When you say what’s missing—I got asked by one of the senators, just give me the solution. And I said, no, that’s a cop out. I’m not going to play that game with you. Anybody who says I know how to fix health care, and here it is in one sentence, it’s an unserious conversation. It’s like what are we going to do about education? The fact of the matter is as a country, we’re not educating our young people. We have to import talent in a company like Merck. Something like 60% of our biostatisticians are Chinese nationals, because we just can’t get people with the mathematical skills. We should not be in that position.

So I have to say that I think the answer to your question is that smart people have to sit down and say we’ve developed a system over time that is not working for us anymore. It’s costing too much. It’s delivering too little value. How do we now set up a new system and then how do we migrate from the bad system we have to the new system? That’s complicated. But I’m willing—and I said there, and I mean it—I’m willing to have Merck sit at that table to try to solve some of these health care issues.

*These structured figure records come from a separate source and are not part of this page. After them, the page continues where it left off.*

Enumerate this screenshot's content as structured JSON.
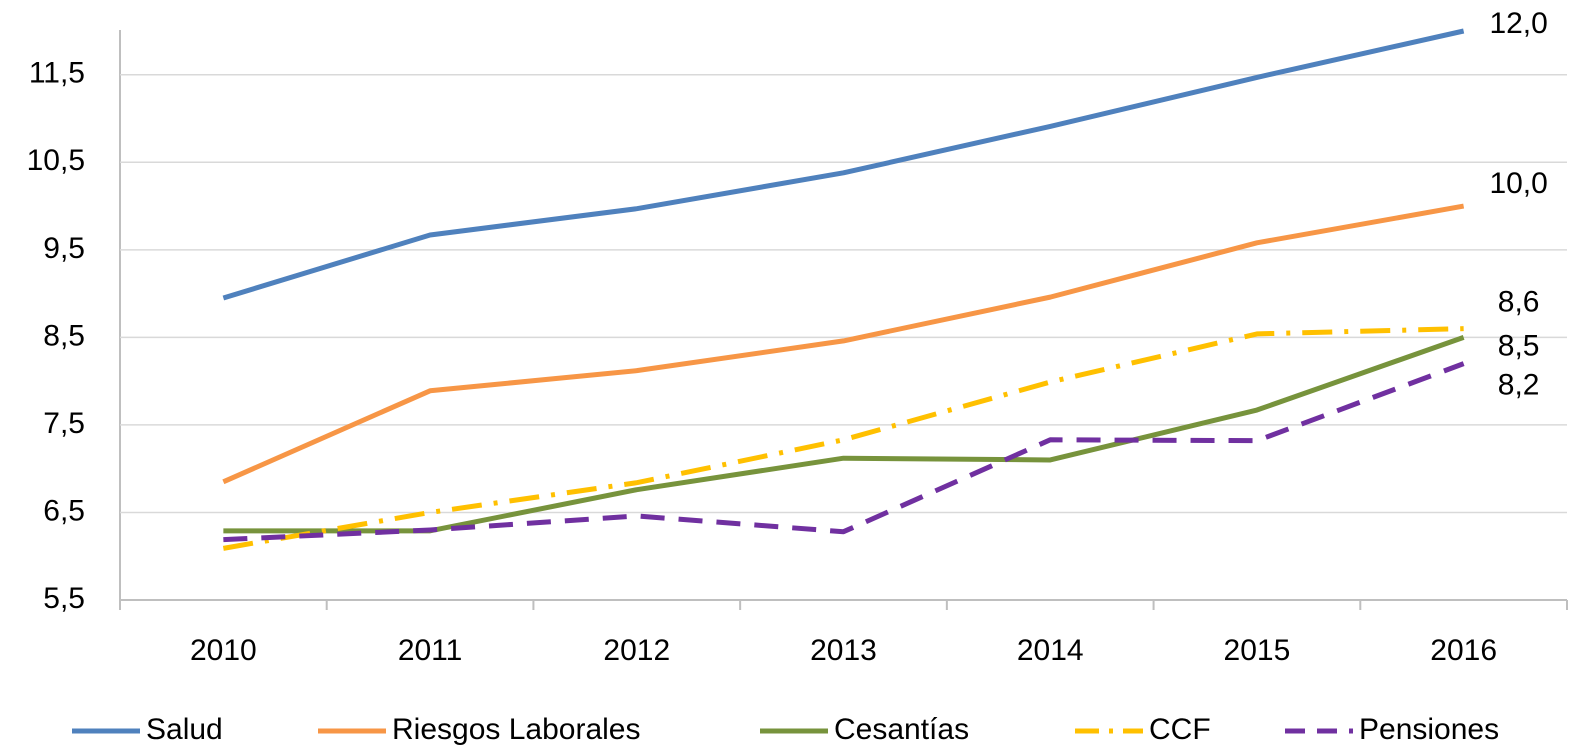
{
  "chart_data": {
    "type": "line",
    "categories": [
      "2010",
      "2011",
      "2012",
      "2013",
      "2014",
      "2015",
      "2016"
    ],
    "ylim": [
      5.5,
      12.0
    ],
    "yticks": [
      {
        "value": 5.5,
        "label": "5,5"
      },
      {
        "value": 6.5,
        "label": "6,5"
      },
      {
        "value": 7.5,
        "label": "7,5"
      },
      {
        "value": 8.5,
        "label": "8,5"
      },
      {
        "value": 9.5,
        "label": "9,5"
      },
      {
        "value": 10.5,
        "label": "10,5"
      },
      {
        "value": 11.5,
        "label": "11,5"
      }
    ],
    "grid": true,
    "legend": "bottom",
    "series": [
      {
        "name": "Salud",
        "color": "#4f81bd",
        "dash": "solid",
        "values": [
          8.95,
          9.67,
          9.97,
          10.38,
          10.91,
          11.47,
          12.0
        ],
        "value_labels": [
          null,
          null,
          null,
          null,
          null,
          null,
          "12,0"
        ]
      },
      {
        "name": "Riesgos Laborales",
        "color": "#f79646",
        "dash": "solid",
        "values": [
          6.85,
          7.89,
          8.12,
          8.46,
          8.96,
          9.58,
          10.0
        ],
        "value_labels": [
          null,
          null,
          null,
          null,
          null,
          null,
          "10,0"
        ]
      },
      {
        "name": "Cesantías",
        "color": "#77933c",
        "dash": "solid",
        "values": [
          6.29,
          6.29,
          6.76,
          7.12,
          7.1,
          7.67,
          8.5
        ],
        "value_labels": [
          null,
          null,
          null,
          null,
          null,
          null,
          "8,5"
        ]
      },
      {
        "name": "CCF",
        "color": "#ffc000",
        "dash": "dashdot",
        "values": [
          6.09,
          6.5,
          6.84,
          7.33,
          7.99,
          8.54,
          8.6
        ],
        "value_labels": [
          null,
          null,
          null,
          null,
          null,
          null,
          "8,6"
        ]
      },
      {
        "name": "Pensiones",
        "color": "#7030a0",
        "dash": "dash",
        "values": [
          6.19,
          6.3,
          6.46,
          6.28,
          7.33,
          7.32,
          8.2
        ],
        "value_labels": [
          null,
          null,
          null,
          null,
          null,
          null,
          "8,2"
        ]
      }
    ]
  }
}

I’ll say one more thing about the role of business. You know our country is incredibly divided now. It’s no longer the case that if somebody doesn’t agree with you on a political issue, you just disagree. That person today is your enemy. And we can’t afford to have a country in which we are increasingly armed camps of people who don’t understand one another.

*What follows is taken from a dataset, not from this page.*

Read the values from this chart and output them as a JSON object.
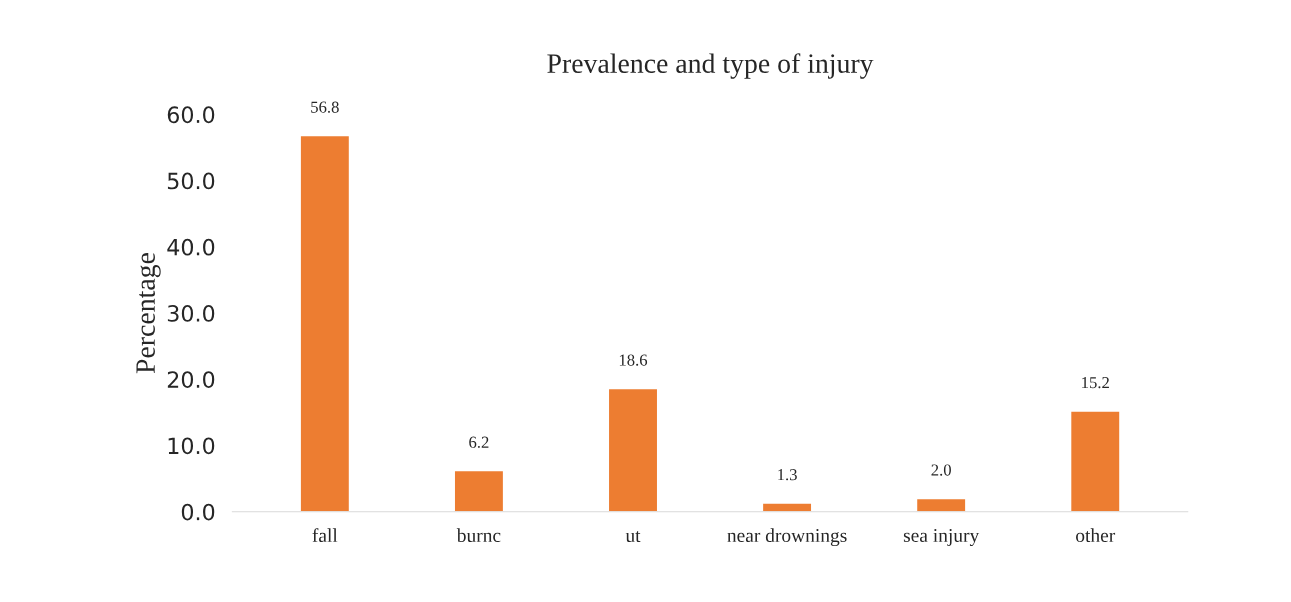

If you start to think about it, our society is more separated than it’s ever been. Our schools are more segregated. We tend to live in communities that are enclaves of people that are like us. Because of social media and cable, you can go and listen to people who already agree with your point of view. I think the workplace is the last place in the United States where people can’t choose to interact with people who are like them and think like them. So I think business has an incredible role to play in helping us as a republic stay together, and I think business leaders have to step up to that. Because again, as I think about it, the workplace is the last place where Americans interact.